雨と雪が通った小学校は滑川市立田中小学校がモデルとなっている(現在は北側校舎部分と体育館のみ現存)[31]。作中に出てくるタレを後付する焼き鳥は、監督の妻の実家がある長野県上田市の郷土料理、おいだれ焼き鳥である。
作品の公開終了後も上市町は「おおかみこどもの雨と雪の町」のPRした町づくりを継続しており、「おおかみこどもプロジェクト」と名付けられた地方創生総合戦略を実施している。

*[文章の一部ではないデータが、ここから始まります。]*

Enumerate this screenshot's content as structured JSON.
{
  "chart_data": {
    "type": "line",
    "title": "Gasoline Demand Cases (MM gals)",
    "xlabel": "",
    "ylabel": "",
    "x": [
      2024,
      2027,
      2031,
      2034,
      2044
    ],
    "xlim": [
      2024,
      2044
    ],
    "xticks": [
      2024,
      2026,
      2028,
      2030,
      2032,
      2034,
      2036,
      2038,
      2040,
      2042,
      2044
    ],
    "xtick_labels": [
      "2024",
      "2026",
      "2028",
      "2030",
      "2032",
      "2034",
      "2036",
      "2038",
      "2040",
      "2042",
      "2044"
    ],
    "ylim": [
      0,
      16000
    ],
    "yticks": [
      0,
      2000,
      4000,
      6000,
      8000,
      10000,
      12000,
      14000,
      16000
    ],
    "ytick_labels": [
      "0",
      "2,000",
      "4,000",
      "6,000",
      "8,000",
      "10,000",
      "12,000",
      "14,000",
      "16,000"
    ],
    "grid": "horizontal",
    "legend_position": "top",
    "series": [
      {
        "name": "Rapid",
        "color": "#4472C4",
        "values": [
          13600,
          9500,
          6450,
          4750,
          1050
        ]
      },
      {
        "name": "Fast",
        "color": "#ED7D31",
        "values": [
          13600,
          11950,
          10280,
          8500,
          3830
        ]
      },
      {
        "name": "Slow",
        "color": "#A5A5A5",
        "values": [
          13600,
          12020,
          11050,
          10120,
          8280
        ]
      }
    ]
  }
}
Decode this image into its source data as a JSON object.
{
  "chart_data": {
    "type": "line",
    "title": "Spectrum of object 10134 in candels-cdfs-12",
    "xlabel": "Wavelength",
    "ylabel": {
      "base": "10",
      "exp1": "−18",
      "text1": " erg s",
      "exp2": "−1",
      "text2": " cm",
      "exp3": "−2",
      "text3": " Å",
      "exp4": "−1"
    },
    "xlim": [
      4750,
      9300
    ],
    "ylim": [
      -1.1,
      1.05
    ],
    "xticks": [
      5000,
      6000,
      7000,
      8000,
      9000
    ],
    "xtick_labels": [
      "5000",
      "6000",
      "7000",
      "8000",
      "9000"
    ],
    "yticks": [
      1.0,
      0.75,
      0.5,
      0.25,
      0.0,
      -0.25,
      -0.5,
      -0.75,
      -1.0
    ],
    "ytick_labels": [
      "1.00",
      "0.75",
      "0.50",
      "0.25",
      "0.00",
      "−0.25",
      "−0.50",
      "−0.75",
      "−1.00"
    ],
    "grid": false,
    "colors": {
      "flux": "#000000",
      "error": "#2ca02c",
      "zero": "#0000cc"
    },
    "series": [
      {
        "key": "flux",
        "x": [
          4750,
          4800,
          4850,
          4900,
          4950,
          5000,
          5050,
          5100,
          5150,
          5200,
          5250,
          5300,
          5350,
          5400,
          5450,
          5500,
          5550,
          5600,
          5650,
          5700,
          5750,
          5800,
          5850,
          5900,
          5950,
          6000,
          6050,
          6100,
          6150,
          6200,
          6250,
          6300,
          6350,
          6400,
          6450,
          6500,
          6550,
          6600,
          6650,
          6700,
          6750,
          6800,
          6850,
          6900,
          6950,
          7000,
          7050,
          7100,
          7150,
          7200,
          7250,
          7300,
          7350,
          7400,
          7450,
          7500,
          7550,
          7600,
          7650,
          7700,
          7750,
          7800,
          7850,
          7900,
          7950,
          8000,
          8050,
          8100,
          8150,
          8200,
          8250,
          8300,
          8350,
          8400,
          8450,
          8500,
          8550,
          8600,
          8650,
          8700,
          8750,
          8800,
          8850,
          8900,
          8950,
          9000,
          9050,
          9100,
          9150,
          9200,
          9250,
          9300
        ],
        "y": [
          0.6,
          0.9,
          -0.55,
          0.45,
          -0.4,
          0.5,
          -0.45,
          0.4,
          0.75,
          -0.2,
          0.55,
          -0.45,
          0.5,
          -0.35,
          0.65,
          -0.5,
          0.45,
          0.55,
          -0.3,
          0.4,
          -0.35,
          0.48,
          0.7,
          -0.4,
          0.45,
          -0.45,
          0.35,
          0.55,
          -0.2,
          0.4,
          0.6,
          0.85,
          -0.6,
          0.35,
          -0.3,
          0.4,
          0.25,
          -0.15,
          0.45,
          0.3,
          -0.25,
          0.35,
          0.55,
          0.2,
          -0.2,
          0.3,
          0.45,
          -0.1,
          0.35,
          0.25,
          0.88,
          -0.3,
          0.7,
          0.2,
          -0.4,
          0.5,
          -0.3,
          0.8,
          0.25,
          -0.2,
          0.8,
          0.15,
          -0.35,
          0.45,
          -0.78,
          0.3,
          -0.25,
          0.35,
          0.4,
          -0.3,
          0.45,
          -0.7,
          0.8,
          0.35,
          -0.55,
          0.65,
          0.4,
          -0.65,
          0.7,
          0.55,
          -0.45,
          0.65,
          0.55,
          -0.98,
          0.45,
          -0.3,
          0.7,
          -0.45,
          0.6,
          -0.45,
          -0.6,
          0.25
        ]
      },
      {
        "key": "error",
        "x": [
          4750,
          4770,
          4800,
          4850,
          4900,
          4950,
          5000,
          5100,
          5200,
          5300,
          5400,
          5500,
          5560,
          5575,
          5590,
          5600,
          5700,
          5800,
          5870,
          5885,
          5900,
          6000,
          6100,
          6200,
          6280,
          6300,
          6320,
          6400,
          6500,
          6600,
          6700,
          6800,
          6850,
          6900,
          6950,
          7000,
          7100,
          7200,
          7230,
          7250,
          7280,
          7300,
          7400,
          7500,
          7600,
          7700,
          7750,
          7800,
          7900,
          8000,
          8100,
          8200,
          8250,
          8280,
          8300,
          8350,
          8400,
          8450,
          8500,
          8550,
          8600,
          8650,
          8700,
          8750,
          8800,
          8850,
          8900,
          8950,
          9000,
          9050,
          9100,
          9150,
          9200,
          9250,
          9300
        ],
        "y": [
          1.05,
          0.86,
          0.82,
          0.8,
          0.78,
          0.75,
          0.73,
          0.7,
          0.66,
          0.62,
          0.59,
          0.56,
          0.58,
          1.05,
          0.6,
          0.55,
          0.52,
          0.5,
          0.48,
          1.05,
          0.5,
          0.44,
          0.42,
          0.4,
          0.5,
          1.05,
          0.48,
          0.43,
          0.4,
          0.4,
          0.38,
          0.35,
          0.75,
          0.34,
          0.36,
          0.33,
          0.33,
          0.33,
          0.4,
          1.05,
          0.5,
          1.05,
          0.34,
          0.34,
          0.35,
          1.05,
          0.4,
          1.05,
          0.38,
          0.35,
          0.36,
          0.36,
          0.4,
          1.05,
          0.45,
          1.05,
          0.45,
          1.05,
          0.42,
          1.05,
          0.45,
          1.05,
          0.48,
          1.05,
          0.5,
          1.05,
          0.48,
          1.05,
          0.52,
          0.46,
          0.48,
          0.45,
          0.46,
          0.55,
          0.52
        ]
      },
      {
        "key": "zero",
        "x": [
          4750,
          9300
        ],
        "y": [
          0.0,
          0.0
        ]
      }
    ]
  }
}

2012年10月5日放送のラジオ番組『鈴木敏夫のジブリ汗まみれ』において、細田と親交のある鈴木敏夫は、「この手の作品(家族の交流もの)はかつての日本映画が得意としたジャンルであったのだけれども、男はつらいよシリーズが終わってから、絶えて久しかったという情況があり、当作品について久しぶりである」とコメントしている。また対談の中で「サマーウォーズ完成の後に監督が母を失くしていること、細田が孝行息子ではなかったことから考えても、この作品がなくした母への贖罪の意味があったのだろう」と言及されている。また鈴木は、「幼少期にさんざん手をかけさせておいて、成長したら親孝行もなしで、山に入っていってしまった『雨』は細田本人がモデルに違いない」と述べている[34]。
アニメーション監督の富野由悠季は、『「おおかみこどもの雨と雪」の衝撃』と題したコメントの中で本作について「絶賛」している。変身ものや恋愛ものといった従来の作品ジャンルを超えた作品であるとし、その描写について冷静・リアルだと指摘、「新しい時代を作った」「本作の前では、もはや過去の映画などは、ただ時代にあわせた手法をなぞっているだけのものに見えてしまうだろう」と述べている[35]。

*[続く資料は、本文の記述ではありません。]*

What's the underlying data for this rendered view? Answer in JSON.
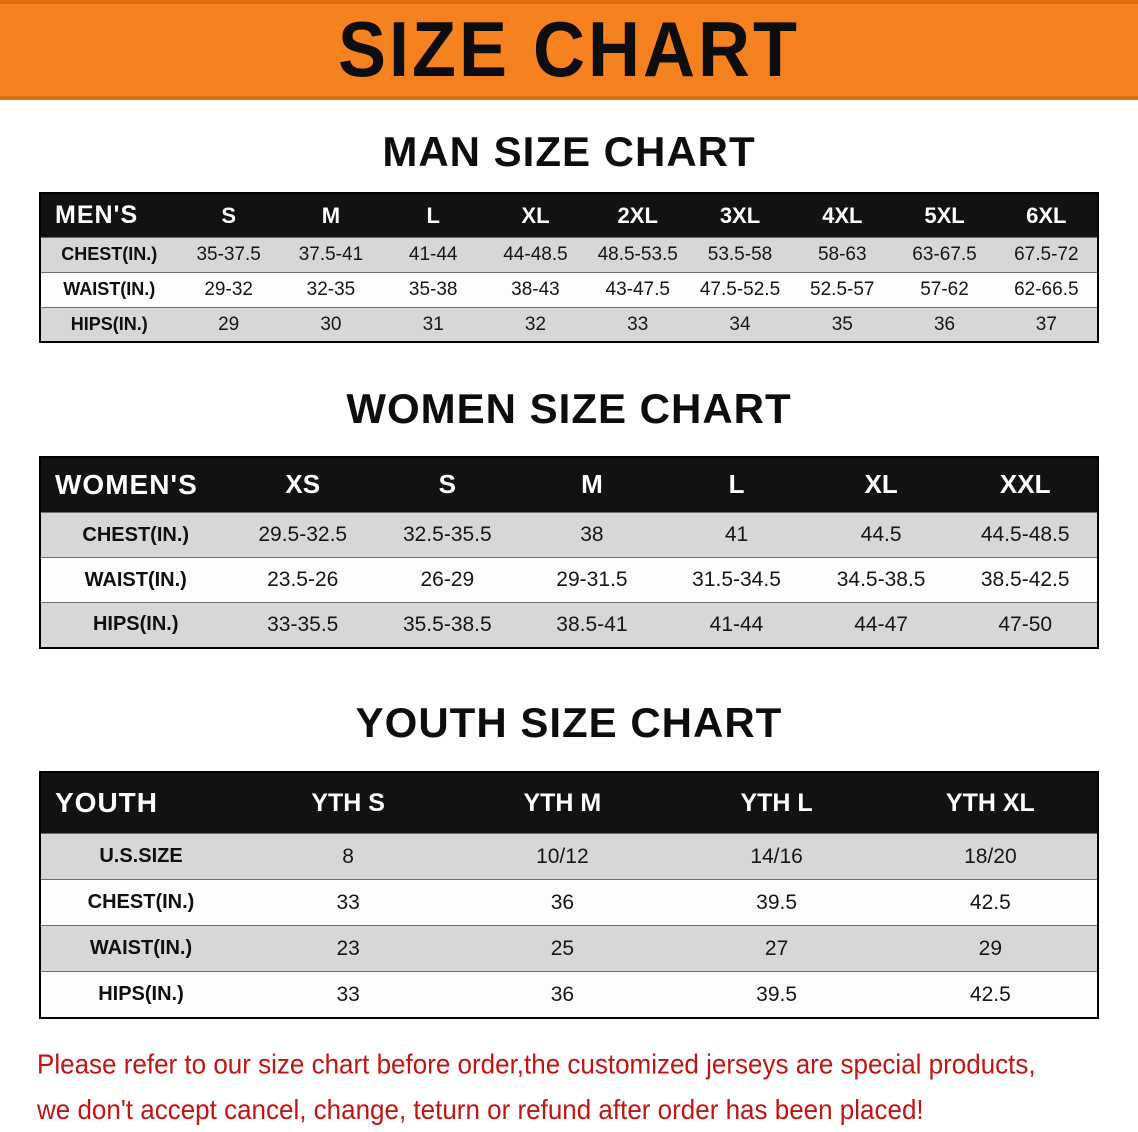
{
  "banner": {
    "title": "SIZE CHART"
  },
  "sections": [
    {
      "heading": "MAN SIZE CHART",
      "table": {
        "header_label": "MEN'S",
        "columns": [
          "S",
          "M",
          "L",
          "XL",
          "2XL",
          "3XL",
          "4XL",
          "5XL",
          "6XL"
        ],
        "rows": [
          {
            "label": "CHEST(IN.)",
            "values": [
              "35-37.5",
              "37.5-41",
              "41-44",
              "44-48.5",
              "48.5-53.5",
              "53.5-58",
              "58-63",
              "63-67.5",
              "67.5-72"
            ]
          },
          {
            "label": "WAIST(IN.)",
            "values": [
              "29-32",
              "32-35",
              "35-38",
              "38-43",
              "43-47.5",
              "47.5-52.5",
              "52.5-57",
              "57-62",
              "62-66.5"
            ]
          },
          {
            "label": "HIPS(IN.)",
            "values": [
              "29",
              "30",
              "31",
              "32",
              "33",
              "34",
              "35",
              "36",
              "37"
            ]
          }
        ]
      }
    },
    {
      "heading": "WOMEN SIZE CHART",
      "table": {
        "header_label": "WOMEN'S",
        "columns": [
          "XS",
          "S",
          "M",
          "L",
          "XL",
          "XXL"
        ],
        "rows": [
          {
            "label": "CHEST(IN.)",
            "values": [
              "29.5-32.5",
              "32.5-35.5",
              "38",
              "41",
              "44.5",
              "44.5-48.5"
            ]
          },
          {
            "label": "WAIST(IN.)",
            "values": [
              "23.5-26",
              "26-29",
              "29-31.5",
              "31.5-34.5",
              "34.5-38.5",
              "38.5-42.5"
            ]
          },
          {
            "label": "HIPS(IN.)",
            "values": [
              "33-35.5",
              "35.5-38.5",
              "38.5-41",
              "41-44",
              "44-47",
              "47-50"
            ]
          }
        ]
      }
    },
    {
      "heading": "YOUTH SIZE CHART",
      "table": {
        "header_label": "YOUTH",
        "columns": [
          "YTH S",
          "YTH M",
          "YTH L",
          "YTH XL"
        ],
        "rows": [
          {
            "label": "U.S.SIZE",
            "values": [
              "8",
              "10/12",
              "14/16",
              "18/20"
            ]
          },
          {
            "label": "CHEST(IN.)",
            "values": [
              "33",
              "36",
              "39.5",
              "42.5"
            ]
          },
          {
            "label": "WAIST(IN.)",
            "values": [
              "23",
              "25",
              "27",
              "29"
            ]
          },
          {
            "label": "HIPS(IN.)",
            "values": [
              "33",
              "36",
              "39.5",
              "42.5"
            ]
          }
        ]
      }
    }
  ],
  "disclaimer": {
    "line1": "Please refer to our size chart before order,the customized jerseys are special products,",
    "line2": "we don't accept cancel, change, teturn or refund after order has been placed!"
  },
  "colors": {
    "banner_orange": "#F6821F",
    "banner_border": "#DD6F10",
    "header_bg": "#121212",
    "header_text": "#FFFFFF",
    "row_alt": "#D7D7D7",
    "disclaimer_red": "#C21414"
  }
}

映画評論家の吉田広明は、細田のこれまでの作品、『おジャ魔女どれみドッカ〜ン!』第40話『どれみと魔女をやめた魔女』や、『ONE PIECE THE MOVIE オマツリ男爵と秘密の島』、『時をかける少女』、『サマーウォーズ』について、いずれも主人公たちの選択を焦点に描いてきたと述べたうえで、本作では子供らの選択よりも、むしろ母親である花がそのいずれをも受容し祝福するという「大いなる肯定」を表現しているとし、「ほぼ同世代の映画作家が人間として一回り大きくなったのを目撃したのはこれが初めてのように思う。」と結んでいる[36]。

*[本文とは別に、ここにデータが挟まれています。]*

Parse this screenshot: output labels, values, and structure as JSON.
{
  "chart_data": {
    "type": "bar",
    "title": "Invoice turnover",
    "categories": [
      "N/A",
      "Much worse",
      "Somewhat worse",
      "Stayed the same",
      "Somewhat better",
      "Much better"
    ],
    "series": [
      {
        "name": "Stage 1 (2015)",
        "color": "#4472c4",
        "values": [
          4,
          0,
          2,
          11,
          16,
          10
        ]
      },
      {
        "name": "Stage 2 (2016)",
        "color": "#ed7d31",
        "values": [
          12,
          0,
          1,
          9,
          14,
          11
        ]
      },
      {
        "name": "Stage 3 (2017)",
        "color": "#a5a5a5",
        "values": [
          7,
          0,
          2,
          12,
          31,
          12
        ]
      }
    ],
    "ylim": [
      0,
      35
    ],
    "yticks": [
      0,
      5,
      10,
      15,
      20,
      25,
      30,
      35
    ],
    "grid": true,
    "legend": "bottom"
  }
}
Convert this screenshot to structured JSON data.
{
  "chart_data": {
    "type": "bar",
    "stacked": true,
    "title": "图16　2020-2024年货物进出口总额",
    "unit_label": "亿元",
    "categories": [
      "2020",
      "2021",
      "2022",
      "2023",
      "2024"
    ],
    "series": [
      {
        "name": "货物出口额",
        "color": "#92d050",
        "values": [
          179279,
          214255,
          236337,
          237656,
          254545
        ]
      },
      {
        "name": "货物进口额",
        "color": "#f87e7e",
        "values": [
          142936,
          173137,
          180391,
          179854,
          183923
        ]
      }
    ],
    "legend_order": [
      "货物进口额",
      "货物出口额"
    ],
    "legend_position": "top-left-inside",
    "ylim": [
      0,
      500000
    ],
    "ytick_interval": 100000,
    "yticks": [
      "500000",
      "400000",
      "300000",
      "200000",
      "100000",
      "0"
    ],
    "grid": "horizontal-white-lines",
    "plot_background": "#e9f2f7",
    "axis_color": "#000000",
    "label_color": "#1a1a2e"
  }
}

主人公の花の母親としての描かれ方には「理想の母親」とする視点もあるが、ライターの青柳美帆子は本作を分析して花が理想の母親像のロールモデルを持たずに孤独に育ち、母としてのふるまいを必死に「勉強」している人間であるといい、それは理想の家族像に外側からの視点で憧れを抱く細田自身の姿に重なると述べた[37]。またライターの西森路代は、水無田気流の著書『シングルマザーの貧困』の書評で本作を取りあげ、子育ての困難にぶつかっても公的な制度を利用したりそのために充分な金銭を得ようとすることもなく、図書館の本を読んで自分で解決する花の、美化された母としての姿に疑問を抱く声が公開時にあったことを指摘し、(2014年頃の)現実のシングルマザーの現状とはかけ離れた、宗教意識の希薄な日本における「信仰」の対象の如き「母性」の理想像として紹介している[38]。
2012年に細田守自身による原作小説が発表されている。アナザーストーリーではなく、映画の物語が忠実に描かれている[2]。
2012年、「月刊少年エース5月号」(KADOKAWA)にて優によるコミカライズ作品の連載がスタート[55]。単行本は角川コミック・エースより全3巻で発行された。